6. (C/NF) In possible connection to ref D request, Chang gently probed whether the USG had taken stock of PRC activities in Malawi and asked whether the USG had considered how changes in African recognition of Taiwan could affect Taiwan-PRC and US-Taiwan relations.
Pitch for Closer Local US-Taiwan Cooperation
7. (C/NF) Chang closed the meeting with a pitch for linking local USG and Taiwanese aid programs. Such a link, he explained, would benefit Taiwan "strategically," because the GOM would see severing ties with Taiwan as potentially threatening to USG programs as well.
8. (C/NF) We wonder if Chang's reasoning for USG-Taiwanese aid cooperation is partly behind Taiwan's recent fervent attempts to link its local HIV/AIDS programs with CDC efforts (refs B and C).
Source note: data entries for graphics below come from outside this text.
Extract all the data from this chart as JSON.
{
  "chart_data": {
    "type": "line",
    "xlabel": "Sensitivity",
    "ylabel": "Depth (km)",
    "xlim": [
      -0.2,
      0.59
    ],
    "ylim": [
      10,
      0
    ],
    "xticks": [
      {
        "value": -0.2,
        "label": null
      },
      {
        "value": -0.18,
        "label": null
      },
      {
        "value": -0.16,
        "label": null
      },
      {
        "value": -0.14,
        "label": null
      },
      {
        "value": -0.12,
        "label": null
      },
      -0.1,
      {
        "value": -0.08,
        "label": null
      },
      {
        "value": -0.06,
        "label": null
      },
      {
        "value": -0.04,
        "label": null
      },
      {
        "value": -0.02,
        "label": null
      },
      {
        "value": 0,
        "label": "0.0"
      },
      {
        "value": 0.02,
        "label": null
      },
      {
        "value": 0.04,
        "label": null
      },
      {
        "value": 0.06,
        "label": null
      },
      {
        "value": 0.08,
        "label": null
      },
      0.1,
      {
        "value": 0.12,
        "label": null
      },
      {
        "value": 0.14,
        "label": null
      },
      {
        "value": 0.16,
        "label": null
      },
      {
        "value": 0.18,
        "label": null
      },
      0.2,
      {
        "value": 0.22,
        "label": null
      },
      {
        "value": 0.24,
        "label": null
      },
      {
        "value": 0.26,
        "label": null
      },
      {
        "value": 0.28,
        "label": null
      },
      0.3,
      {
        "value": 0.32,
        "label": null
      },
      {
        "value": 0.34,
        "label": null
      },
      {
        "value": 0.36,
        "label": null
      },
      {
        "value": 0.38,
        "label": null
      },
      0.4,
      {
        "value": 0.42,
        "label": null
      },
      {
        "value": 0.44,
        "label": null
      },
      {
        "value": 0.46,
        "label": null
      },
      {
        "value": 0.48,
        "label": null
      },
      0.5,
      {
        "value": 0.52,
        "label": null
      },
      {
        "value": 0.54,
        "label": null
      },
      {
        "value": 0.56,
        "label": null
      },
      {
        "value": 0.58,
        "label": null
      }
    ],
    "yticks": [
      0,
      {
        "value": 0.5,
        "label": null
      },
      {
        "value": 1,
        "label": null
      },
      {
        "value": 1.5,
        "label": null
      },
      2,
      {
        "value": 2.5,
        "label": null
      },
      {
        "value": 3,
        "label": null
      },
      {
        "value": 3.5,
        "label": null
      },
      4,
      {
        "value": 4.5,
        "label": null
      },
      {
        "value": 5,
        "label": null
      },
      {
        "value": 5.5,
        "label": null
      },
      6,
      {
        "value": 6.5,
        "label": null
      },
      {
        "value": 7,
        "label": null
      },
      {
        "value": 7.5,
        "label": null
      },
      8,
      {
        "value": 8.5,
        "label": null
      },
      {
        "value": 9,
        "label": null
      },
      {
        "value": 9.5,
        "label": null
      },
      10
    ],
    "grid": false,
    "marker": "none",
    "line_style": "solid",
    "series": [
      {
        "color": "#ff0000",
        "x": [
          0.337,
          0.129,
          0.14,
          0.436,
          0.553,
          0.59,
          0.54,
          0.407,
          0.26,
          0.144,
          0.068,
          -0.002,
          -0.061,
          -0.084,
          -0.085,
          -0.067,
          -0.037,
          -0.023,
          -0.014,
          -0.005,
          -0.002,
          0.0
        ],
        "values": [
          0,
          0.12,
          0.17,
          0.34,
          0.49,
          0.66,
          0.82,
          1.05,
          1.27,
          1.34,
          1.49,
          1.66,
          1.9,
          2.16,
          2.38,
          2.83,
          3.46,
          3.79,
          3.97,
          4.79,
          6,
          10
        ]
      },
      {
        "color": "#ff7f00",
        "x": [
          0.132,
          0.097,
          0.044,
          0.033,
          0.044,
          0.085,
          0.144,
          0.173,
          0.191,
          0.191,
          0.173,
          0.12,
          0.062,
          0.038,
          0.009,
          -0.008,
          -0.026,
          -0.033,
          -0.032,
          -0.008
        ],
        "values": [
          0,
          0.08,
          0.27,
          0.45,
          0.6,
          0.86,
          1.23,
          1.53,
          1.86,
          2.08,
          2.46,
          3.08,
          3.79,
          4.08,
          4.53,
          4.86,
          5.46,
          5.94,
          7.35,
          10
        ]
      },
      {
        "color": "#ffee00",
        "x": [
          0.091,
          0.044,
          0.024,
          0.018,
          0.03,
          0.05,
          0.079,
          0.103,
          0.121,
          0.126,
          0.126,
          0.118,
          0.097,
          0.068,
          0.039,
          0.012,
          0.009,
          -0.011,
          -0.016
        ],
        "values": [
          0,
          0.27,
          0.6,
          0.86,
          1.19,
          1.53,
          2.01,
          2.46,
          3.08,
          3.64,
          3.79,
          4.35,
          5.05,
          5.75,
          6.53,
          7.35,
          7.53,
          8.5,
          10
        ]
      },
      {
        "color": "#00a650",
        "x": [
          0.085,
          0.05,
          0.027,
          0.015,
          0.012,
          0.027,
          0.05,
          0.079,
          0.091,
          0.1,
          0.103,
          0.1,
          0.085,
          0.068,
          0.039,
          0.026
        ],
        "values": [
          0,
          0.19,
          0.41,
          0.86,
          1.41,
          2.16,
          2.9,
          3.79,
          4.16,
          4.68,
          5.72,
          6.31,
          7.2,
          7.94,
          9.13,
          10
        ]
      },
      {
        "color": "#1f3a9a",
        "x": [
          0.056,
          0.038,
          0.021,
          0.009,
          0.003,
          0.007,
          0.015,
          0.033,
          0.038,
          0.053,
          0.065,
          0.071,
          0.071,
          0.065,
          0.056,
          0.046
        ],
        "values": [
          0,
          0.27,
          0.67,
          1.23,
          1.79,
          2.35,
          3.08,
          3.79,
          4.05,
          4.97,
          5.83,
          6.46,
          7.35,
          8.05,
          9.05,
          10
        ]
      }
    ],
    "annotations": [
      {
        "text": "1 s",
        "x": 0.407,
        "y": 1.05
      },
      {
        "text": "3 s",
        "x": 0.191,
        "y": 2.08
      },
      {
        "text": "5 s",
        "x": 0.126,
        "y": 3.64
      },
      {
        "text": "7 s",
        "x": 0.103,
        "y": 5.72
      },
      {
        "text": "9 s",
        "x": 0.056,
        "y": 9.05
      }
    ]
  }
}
As for Taiwanese fears about its official ties with Malawi, Taiwan managed a similar transition ten years ago from the thirty-year dictatorship of Hastings Banda to President Muluzi's UDF. Malawi has a long history of selling diplomatic recognition to those willing to pay, and a successful transition would probably only be a matter of arranging for a large enough suitcase of cash.